Notes: We know already that it is very important to reflect on the introductory prayer. We should also bear in mind that we should not be in a hurry while meditating. Today we want to consider all the “means” that God employs to show us His Love, and the use to which we should put these “means”.
Grace: I beseech you, Lord, to direct all my actions by Your inspiration, to carry them on by Your gracious help, so that every intention and operation of mine may begin always from You and through You be happily ended.
Reflections: Today we reflect further on our human life and how to live in order to achieve its purpose well. Specifically we consider more deeply this sentence from the Exercises of St Ignatius: «The other things on the face of the earth were created for humans, to help them in pursuing the end for which they were created.» Here’s how Ignatius reveals some of the challenging implications of that sentence: «We ought to use these things to the extent that they help us towards our end, and free ourselves from them to the extent that they hinder us from it. To attain this it is necessary to make ourselves indifferent to all created things, so that we do not to seek wealth rather than poverty, honor rather than dishonor, a long life rather than a short one, and so on. Rather, we ought to desire and choose only that which is most conducive to the end for which we were created.»

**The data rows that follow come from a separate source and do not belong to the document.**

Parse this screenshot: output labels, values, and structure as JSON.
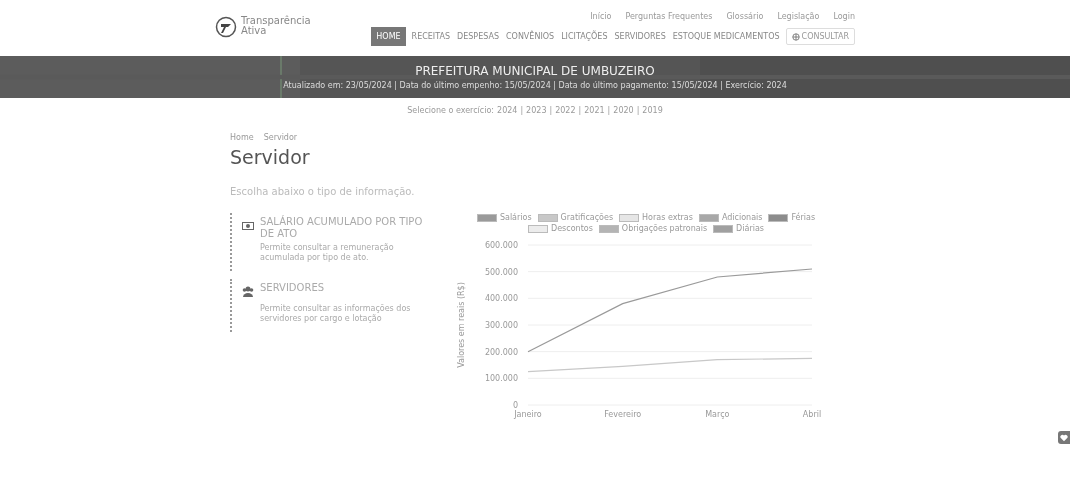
{
  "header": {
    "logo_text": [
      "Transparência",
      "Ativa"
    ],
    "top_links": [
      "Início",
      "Perguntas Frequentes",
      "Glossário",
      "Legislação",
      "Login"
    ],
    "nav": [
      {
        "label": "HOME",
        "selected": true
      },
      {
        "label": "RECEITAS",
        "selected": false
      },
      {
        "label": "DESPESAS",
        "selected": false
      },
      {
        "label": "CONVÊNIOS",
        "selected": false
      },
      {
        "label": "LICITAÇÕES",
        "selected": false
      },
      {
        "label": "SERVIDORES",
        "selected": false
      },
      {
        "label": "ESTOQUE MEDICAMENTOS",
        "selected": false
      }
    ],
    "nav_button": "CONSULTAR"
  },
  "banner": {
    "title": "PREFEITURA MUNICIPAL DE UMBUZEIRO",
    "info": "Atualizado em: 23/05/2024 | Data do último empenho: 15/05/2024 | Data do último pagamento: 15/05/2024 | Exercício: 2024"
  },
  "years": {
    "label": "Selecione o exercício:",
    "separator": "|",
    "items": [
      "2024",
      "2023",
      "2022",
      "2021",
      "2020",
      "2019"
    ]
  },
  "breadcrumb": [
    "Home",
    "Servidor"
  ],
  "title": "Servidor",
  "subtitle": "Escolha abaixo o tipo de informação.",
  "cards": [
    {
      "kind": "money",
      "title": "SALÁRIO ACUMULADO POR TIPO DE ATO",
      "text": "Permite consultar a remuneração acumulada por tipo de ato."
    },
    {
      "kind": "people",
      "title": "SERVIDORES",
      "text": "Permite consultar as informações dos servidores por cargo e lotação"
    }
  ],
  "chart_data": {
    "type": "line",
    "grid": true,
    "legend": true,
    "ylabel": "Valores em reais (R$)",
    "categories": [
      "Janeiro",
      "Fevereiro",
      "Março",
      "Abril"
    ],
    "yticks": [
      {
        "value": 0,
        "label": "0"
      },
      {
        "value": 100000,
        "label": "100.000"
      },
      {
        "value": 200000,
        "label": "200.000"
      },
      {
        "value": 300000,
        "label": "300.000"
      },
      {
        "value": 400000,
        "label": "400.000"
      },
      {
        "value": 500000,
        "label": "500.000"
      },
      {
        "value": 600000,
        "label": "600.000"
      }
    ],
    "ylim": [
      0,
      600000
    ],
    "series": [
      {
        "name": "Salários",
        "color": "#9a9a9a",
        "values": [
          200000,
          380000,
          480000,
          510000
        ]
      },
      {
        "name": "Gratificações",
        "color": "#c8c8c8",
        "values": [
          125000,
          145000,
          170000,
          175000
        ]
      },
      {
        "name": "Horas extras",
        "color": "#e6e6e6",
        "values": [
          null,
          null,
          null,
          null
        ]
      },
      {
        "name": "Adicionais",
        "color": "#a8a8a8",
        "values": [
          null,
          null,
          null,
          null
        ]
      },
      {
        "name": "Férias",
        "color": "#8c8c8c",
        "values": [
          null,
          null,
          null,
          null
        ]
      },
      {
        "name": "Descontos",
        "color": "#ececec",
        "values": [
          null,
          null,
          null,
          null
        ]
      },
      {
        "name": "Obrigações patronais",
        "color": "#b4b4b4",
        "values": [
          null,
          null,
          null,
          null
        ]
      },
      {
        "name": "Diárias",
        "color": "#a0a0a0",
        "values": [
          null,
          null,
          null,
          null
        ]
      }
    ]
  }
}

Being ‘indifferent,’ in Ignatius’s words, means being ‘free’: that is we are free from being so attached, addicted, enslaved or bewitched by any created or merely human thing that it gets in the way of living according to our purpose. That is, we do not want to become so obsessed with living a successful earthly life that our life becomes about serving ourselves and not serving God and following His plan. We want to be free from anything that could prevent us from being free for our true purpose. We want to put the love of God above any merely human love. We want to live a balanced, ordered life: a life in which we have a proper relationship with other persons, with money and with things, so that we don’t become enslaved by an attachment to any of them. While created things can help us achieve our purpose, they can also distract us from it if we become focused on them rather than on our greater purpose. We shouldn’t confuse earthly ambitions with the purpose of life and allow them to take the place of God.

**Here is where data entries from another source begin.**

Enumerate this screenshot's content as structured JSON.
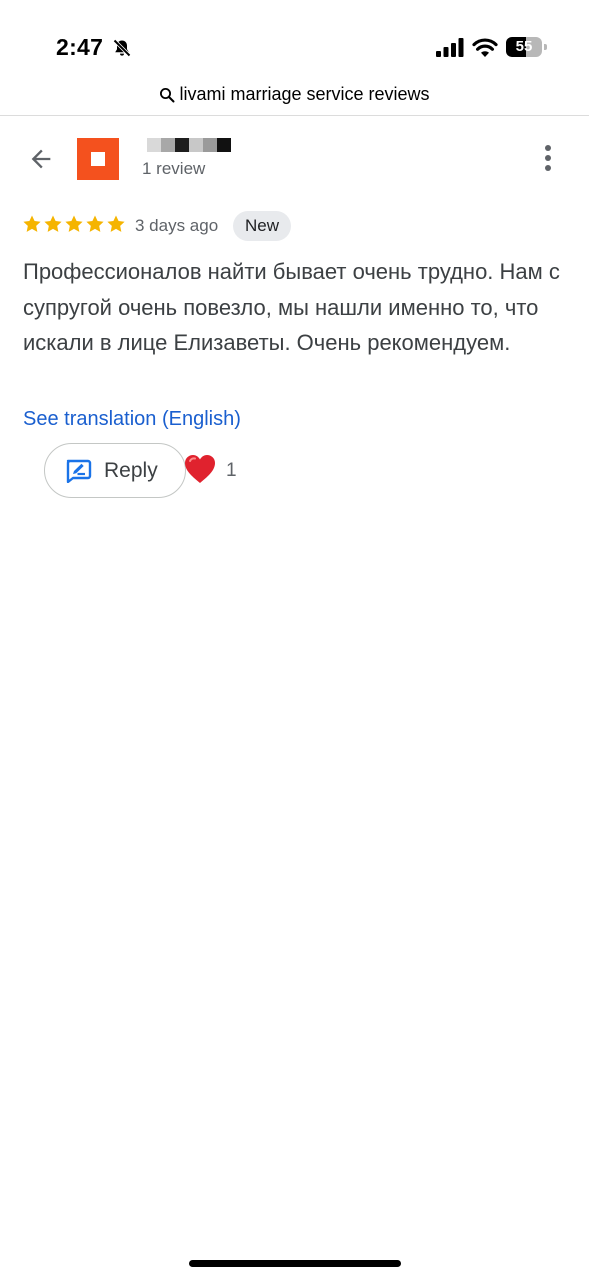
{
  "status_bar": {
    "time": "2:47",
    "battery_percent": "55",
    "battery_level": 0.55,
    "icons": [
      "bell-muted-icon",
      "cellular-signal-icon",
      "wifi-icon",
      "battery-icon"
    ]
  },
  "search": {
    "query": "livami marriage service reviews",
    "icon": "search-icon"
  },
  "review": {
    "reviewer_name": "",
    "review_count": "1 review",
    "avatar_color": "#f4511e",
    "rating": 5,
    "time_ago": "3 days ago",
    "badge": "New",
    "text": "Профессионалов найти бывает очень трудно. Нам с супругой очень повезло, мы нашли именно то, что искали в лице Елизаветы. Очень рекомендуем.",
    "translate_link": "See translation (English)"
  },
  "actions": {
    "reply_label": "Reply",
    "reaction_icon": "heart-icon",
    "reaction_count": "1"
  },
  "colors": {
    "star": "#f5b400",
    "link": "#1a5fcf",
    "reply_icon": "#1a73e8",
    "heart": "#e0222e"
  }
}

Make a list of people you admire in this regard. What is it that you admire in them? Maybe you can picture holy people of the past or people you know now, whose lives show this healthy balance and freedom. This is not the time to judge yourself on where you may be falling short (you will reflect on your own performance later). For the moment, we are trying to develop a clear sense of purpose, and a clear sense of the ideals we want to aspire to in our life.
Psalm 8. What is a frail human, that you should be mindful of him?

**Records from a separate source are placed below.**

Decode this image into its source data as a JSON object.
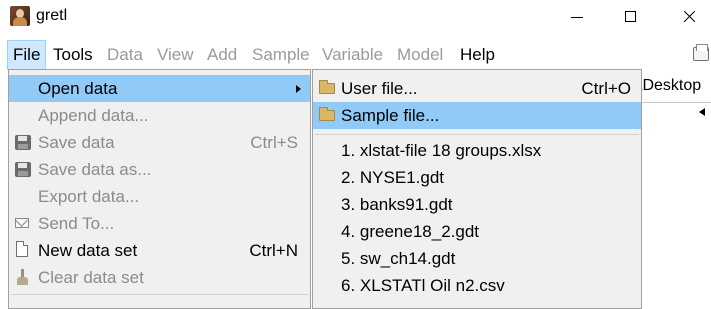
{
  "window": {
    "title": "gretl"
  },
  "menubar": {
    "items": [
      {
        "label": "File",
        "state": "active"
      },
      {
        "label": "Tools",
        "state": "enabled"
      },
      {
        "label": "Data",
        "state": "disabled"
      },
      {
        "label": "View",
        "state": "disabled"
      },
      {
        "label": "Add",
        "state": "disabled"
      },
      {
        "label": "Sample",
        "state": "disabled"
      },
      {
        "label": "Variable",
        "state": "disabled"
      },
      {
        "label": "Model",
        "state": "disabled"
      },
      {
        "label": "Help",
        "state": "enabled"
      }
    ]
  },
  "background": {
    "path_text": "\\Desktop"
  },
  "file_menu": {
    "items": [
      {
        "label": "Open data",
        "shortcut": "",
        "icon": "",
        "submenu": true,
        "enabled": true,
        "highlighted": true
      },
      {
        "label": "Append data...",
        "shortcut": "",
        "icon": "",
        "enabled": false
      },
      {
        "label": "Save data",
        "shortcut": "Ctrl+S",
        "icon": "floppy-icon",
        "enabled": false
      },
      {
        "label": "Save data as...",
        "shortcut": "",
        "icon": "floppy-icon",
        "enabled": false
      },
      {
        "label": "Export data...",
        "shortcut": "",
        "icon": "",
        "enabled": false
      },
      {
        "label": "Send To...",
        "shortcut": "",
        "icon": "envelope-icon",
        "enabled": false
      },
      {
        "label": "New data set",
        "shortcut": "Ctrl+N",
        "icon": "new-page-icon",
        "enabled": true
      },
      {
        "label": "Clear data set",
        "shortcut": "",
        "icon": "broom-icon",
        "enabled": false
      }
    ]
  },
  "open_data_submenu": {
    "items": [
      {
        "label": "User file...",
        "shortcut": "Ctrl+O",
        "icon": "folder-icon",
        "highlighted": false
      },
      {
        "label": "Sample file...",
        "shortcut": "",
        "icon": "folder-icon",
        "highlighted": true
      }
    ],
    "recent_files": [
      "1. xlstat-file 18 groups.xlsx",
      "2. NYSE1.gdt",
      "3. banks91.gdt",
      "4. greene18_2.gdt",
      "5. sw_ch14.gdt",
      "6. XLSTATl Oil n2.csv"
    ]
  },
  "colors": {
    "menu_background": "#f0f0f0",
    "menu_highlight": "#91c9f7",
    "menubar_active": "#cde8ff",
    "disabled_text": "#8b8b8b"
  }
}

Romans 8: 5-6; 12-18. All who are led by the Spirit of God are children of God. Those who live according to the Spirit set their minds on the things of the Spirit.
Philippians 1:21-26; 3:7-16; 4:10-13. Here and now, how closely can I identify with the attitude of Saint Paul?
Final Colloquy: Sum up what has come to mind in your time of prayer, talking to Jesus as one friend does to another. Be honest with him about what you have discovered on this stage of your journey.